I live in Atlanta, where I see novelist Terri Holbrook from time to time. She's a Georgia native whose protagonist is a woman from Georgia whose charming English husband turns out to be an eco-terrorist, cornered and blown apart in the small parish church in the small English village where they were raising their daughter -- and that's the back story on the first page of the series!

She does a superb job of writing depth of character and place.

When I met her, I introduced myself as a teacher who has always wanted to write a detective novel. She said she was a writer of detective novels who couldn't wait to complete her contract and become a teacher. That's life.

If you can get a copy of her books, I recommend them. (I've seen them on Amazon, but not in stores for a couple of years). The second one (The Grass Widow) was my favorite, partly because each chapter begins with a later variation of the town's biggest scandal from the 30s.

Another reason I like The Grass Widow most may be because I know a bit of back story for it, too. The woman, an outcast in England, visits Georgia, where she's also an outcast. Her aunts and cousins, all female, live on the old family farm with the patriarch. He dies.
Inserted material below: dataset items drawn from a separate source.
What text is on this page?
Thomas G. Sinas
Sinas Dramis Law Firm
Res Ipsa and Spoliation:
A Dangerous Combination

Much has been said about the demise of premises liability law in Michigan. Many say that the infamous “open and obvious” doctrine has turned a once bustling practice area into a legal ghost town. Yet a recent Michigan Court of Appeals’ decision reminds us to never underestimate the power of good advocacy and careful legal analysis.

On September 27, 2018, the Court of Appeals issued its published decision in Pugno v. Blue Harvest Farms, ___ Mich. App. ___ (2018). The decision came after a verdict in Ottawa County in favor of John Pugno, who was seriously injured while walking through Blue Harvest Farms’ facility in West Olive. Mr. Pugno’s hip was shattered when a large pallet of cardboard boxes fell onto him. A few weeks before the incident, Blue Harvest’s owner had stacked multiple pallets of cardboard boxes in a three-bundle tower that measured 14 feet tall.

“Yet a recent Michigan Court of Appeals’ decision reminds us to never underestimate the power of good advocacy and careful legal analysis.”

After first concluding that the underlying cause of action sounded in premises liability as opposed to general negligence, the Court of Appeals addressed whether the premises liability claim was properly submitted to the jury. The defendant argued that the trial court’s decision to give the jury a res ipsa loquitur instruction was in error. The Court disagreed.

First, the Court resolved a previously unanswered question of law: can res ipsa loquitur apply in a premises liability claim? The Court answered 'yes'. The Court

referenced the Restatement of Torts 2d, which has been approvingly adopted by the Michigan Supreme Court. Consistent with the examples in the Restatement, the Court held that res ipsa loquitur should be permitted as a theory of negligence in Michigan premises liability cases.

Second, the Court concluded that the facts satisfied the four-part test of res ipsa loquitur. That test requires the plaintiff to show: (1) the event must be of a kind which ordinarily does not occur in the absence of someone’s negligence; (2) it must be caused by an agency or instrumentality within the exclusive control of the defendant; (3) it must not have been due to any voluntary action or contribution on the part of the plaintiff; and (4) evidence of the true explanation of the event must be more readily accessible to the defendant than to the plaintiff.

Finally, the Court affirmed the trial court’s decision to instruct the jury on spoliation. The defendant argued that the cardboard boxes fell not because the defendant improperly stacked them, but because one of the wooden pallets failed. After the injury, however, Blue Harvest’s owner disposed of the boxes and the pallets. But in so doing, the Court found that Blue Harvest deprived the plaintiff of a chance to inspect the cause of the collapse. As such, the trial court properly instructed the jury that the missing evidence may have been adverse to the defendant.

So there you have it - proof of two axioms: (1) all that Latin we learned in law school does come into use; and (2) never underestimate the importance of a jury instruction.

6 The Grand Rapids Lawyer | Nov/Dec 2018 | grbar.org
Terri told me that she had a deadline to meet, and no idea, when she recalled that her grandfather had died in a home while four women were living with him, and she suddenly thought how each of them had a motive to kill him.

She thought they'd like the way she'd turned it into a rip-roaring mystery novel. Instead, they stopped speaking to her. She wonders if she didn't hit on the truth?
Bibliophile said…
Thanks, Scott. I'm going to take a peep if I ever come across that Queen tale.

Terry Holbrook sound like an author I'd like to read. Thanks for the story - it put a smile on my face.
Anonymous said…
*The dog that does not bark and thereby reveals the fact that the intruder is familiar.

Did anyone beside Doyle do this? (dear reader, if you can tell me, I’d appreciate it).
**********************************
I actually once saw this used in reverse, although they might've been trying to parody. In Clue: The Movie, in the very beginning, a man drives up to the supposed Boddy mansion, and he has to give bones to the guard dogs because they keep barking at him and won't let him into the house. He later introduces himself to the dinner guests as the butler. If he were indeed the real butler like he said he was, the dogs would not have acted aggresively towards him because they would be accustomed to his presence. However, most viewers have forgotten the dog incident by that point.
Seeing as it was a movie based on the board game Clue, I'm not sure if the moviemakers were trying to parody that crime-solving method, or even if they used it on purpose. I just found it rather interesting, all the same.
Bibliophile said…
Clue. Now there's a memory from my childhood. I watched the movie recently and the dog think didn't click, but since the movie is supposed to parody the crime genre I think the dog thing was probably deliberate. Thanks for pointing it out, Anonymous.
Anonymous said…
This is still well known enough trope to be a popular children's book Mark Haddon's Curious incident of the dog in the night time, where the dog's death is what gets investigated. It's one of the most quoted bits of Sherlock Holmes, often used to reference any evidence which is important because of the lack of an event.

Beyond that it still matters in many police procedurals, where how the dog behaved is questioned as a matter of course. I know I've seen it more than one on the ubiquitous Law and Order and Criminal Minds.

Also, Red Dragon by Thomas Harris used the disappearance of the dog as a clue for the detective to realize that the killer had been stalking the family over a period of time.
Bibliophile said…
Thanks for commenting, Anonymous. You make some interesting points. Also, I loved The Curious Incident of the Dog in the Night Time.